Contribution: blob loss can be employed to provide existing loss functions with instance imbalance awareness. We demonstrate that the application of blob loss improves detection- and in some cases, even volumetric segmentation performance across a diverse set of complex 3D bio-medical segmentation tasks. We evaluate blob loss’ performance in the segmentation of multiple sclerosis (MS) lesions in MR, liver tumors in CT, and segmentation of different biological structures in 3D light-sheet microscopy datasets. Depending on the dataset, it achieves these improvements either due to better detection of foreground objects, better suppression of background objects, or both. We provide an implementation of blob loss leveraging on a precomputed connected component analysis for fast processing times.

Limitations: Certainly, the biggest disadvantage of blob loss is the dependency on instance segmentation labels; however, in many cases, these can be simply obtained by a connected component analysis, as demonstrated in our experiments. Another disadvantage of blob loss compared to other loss functions are the more extensive computational requirements. By definition, the user is required to run computations with large patch sizes that feature multiple instances. This results in an increased demand for GPU memory, especially when working with 3D data (as in our experiments). However, larger patch sizes have proven helpful for bio-medical segmentation problems, in general, [12]. Furthermore, according to our formulation, blob loss possesses an interesting mathematical property, it penalizes false positives proportionally to the number of instances in the volume. Additionally, even though blob loss can easily be reduced to a single hyperparameter, and it proved quite robust in our experiments, it might be sensitive to hyperparameter tuning. Moreover, by design blob loss can only improve performance for multi-instance segmentation problems.
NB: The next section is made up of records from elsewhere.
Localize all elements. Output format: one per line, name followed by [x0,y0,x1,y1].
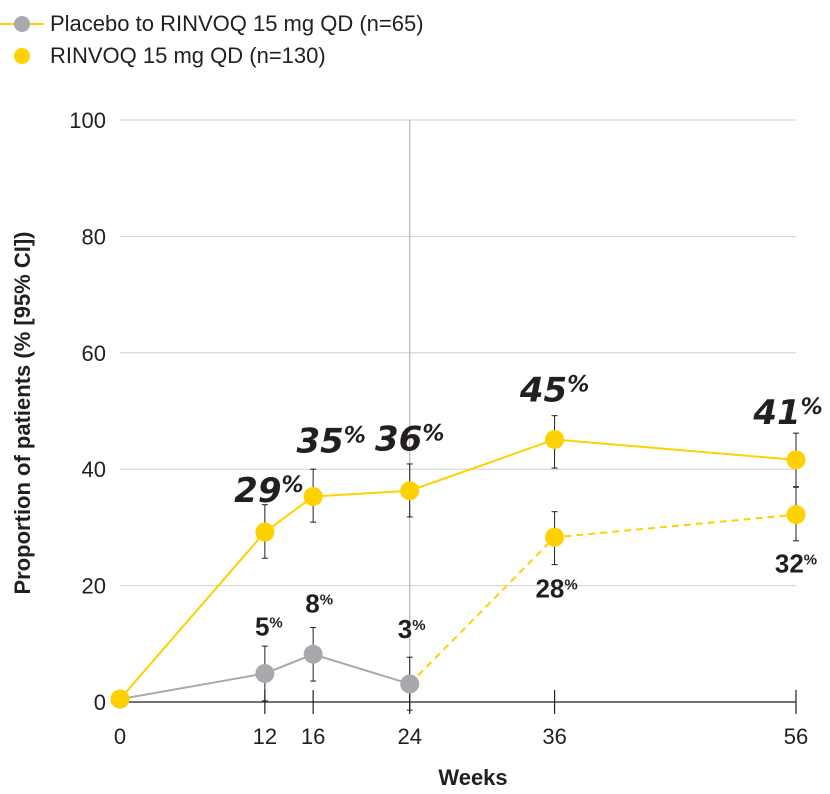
legend-label-rinvoq: RINVOQ 15 mg QD (n=130) [50,43,326,68]
data-label-0-2: 35% [296,422,365,462]
series-line-2 [409,513,797,685]
data-point-0-5 [786,450,806,470]
series-line-1 [119,653,411,701]
data-point-0-2 [303,487,323,507]
data-point-2-1 [545,527,565,547]
legend-item-placebo: Placebo to RINVOQ 15 mg QD (n=65) [0,8,424,40]
legend-rinvoq-marker [0,46,44,66]
legend-label-placebo: Placebo to RINVOQ 15 mg QD (n=65) [50,11,424,36]
data-point-1-1 [255,663,275,683]
x-tick-label-12: 12 [253,724,277,749]
y-tick-label-40: 40 [82,457,106,482]
data-label-0-4: 45% [519,371,589,411]
x-tick-label-36: 36 [542,724,566,749]
y-tick-label-20: 20 [82,574,106,599]
x-tick-label-56: 56 [784,724,808,749]
data-point-0-4 [545,430,565,450]
x-axis-title: Weeks [438,765,507,790]
data-point-1-3 [400,674,420,694]
y-tick-label-60: 60 [82,341,106,366]
data-label-1-3: 3% [398,614,426,644]
data-point-1-2 [303,644,323,664]
data-label-1-1: 5% [255,611,283,641]
data-point-2-2 [786,505,806,525]
x-tick-label-24: 24 [397,724,421,749]
data-label-2-2: 32% [775,549,817,579]
data-point-0-1 [255,522,275,542]
x-tick-label-0: 0 [114,724,126,749]
data-point-0-3 [400,481,420,501]
y-axis-title: Proportion of patients (% [95% CI]) [10,232,35,595]
y-tick-label-100: 100 [69,108,106,133]
y-tick-label-0: 0 [94,690,106,715]
data-point-0-0 [110,689,130,709]
series-line-0 [119,438,797,700]
data-label-2-1: 28% [535,573,577,603]
data-label-0-5: 41% [752,393,822,433]
x-tick-label-16: 16 [301,724,325,749]
legend-item-rinvoq: RINVOQ 15 mg QD (n=130) [0,40,424,72]
legend-placebo-marker [0,14,44,34]
data-label-1-2: 8% [305,588,333,618]
y-tick-label-80: 80 [82,224,106,249]
legend: Placebo to RINVOQ 15 mg QD (n=65) RINVOQ… [0,8,424,72]
data-label-0-3: 36% [375,420,444,460]
data-label-0-1: 29% [234,471,303,511]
Interpretation: One can only speculate why blob loss improves performance metrics. CNNs learn features that are very sensitive to texture [10]. Unlike conventional loss functions, blob loss adds attention to every single instance in the volume. Thus the network is forced to learn the instance imbalanced features such as, but not limited to morphology and texture, which would not be well represented by optimizing via dice and alike. Such instance imbalance was observed in the medical field, as it has been shown that MS lesions change their imaging phenotype over time, with recent lesions looking significantly different from older ones [7]. These aspects might explain the gains in instance sensitivity. Furthermore, adding the multiple instance terms leads to heavy penalization on background, which might explain why we often observe an improvement in precision, see supplementary materials.

Outlook: Future research will have to reveal to which extent transformation to blob loss can be beneficial for other segmentation tasks and loss functions. A first and third place in recent public segmentation challenges using a compound-based variant blob loss indicate that blob loss might possess broad applicability towards other instance imbalanced semantic segmentation problems.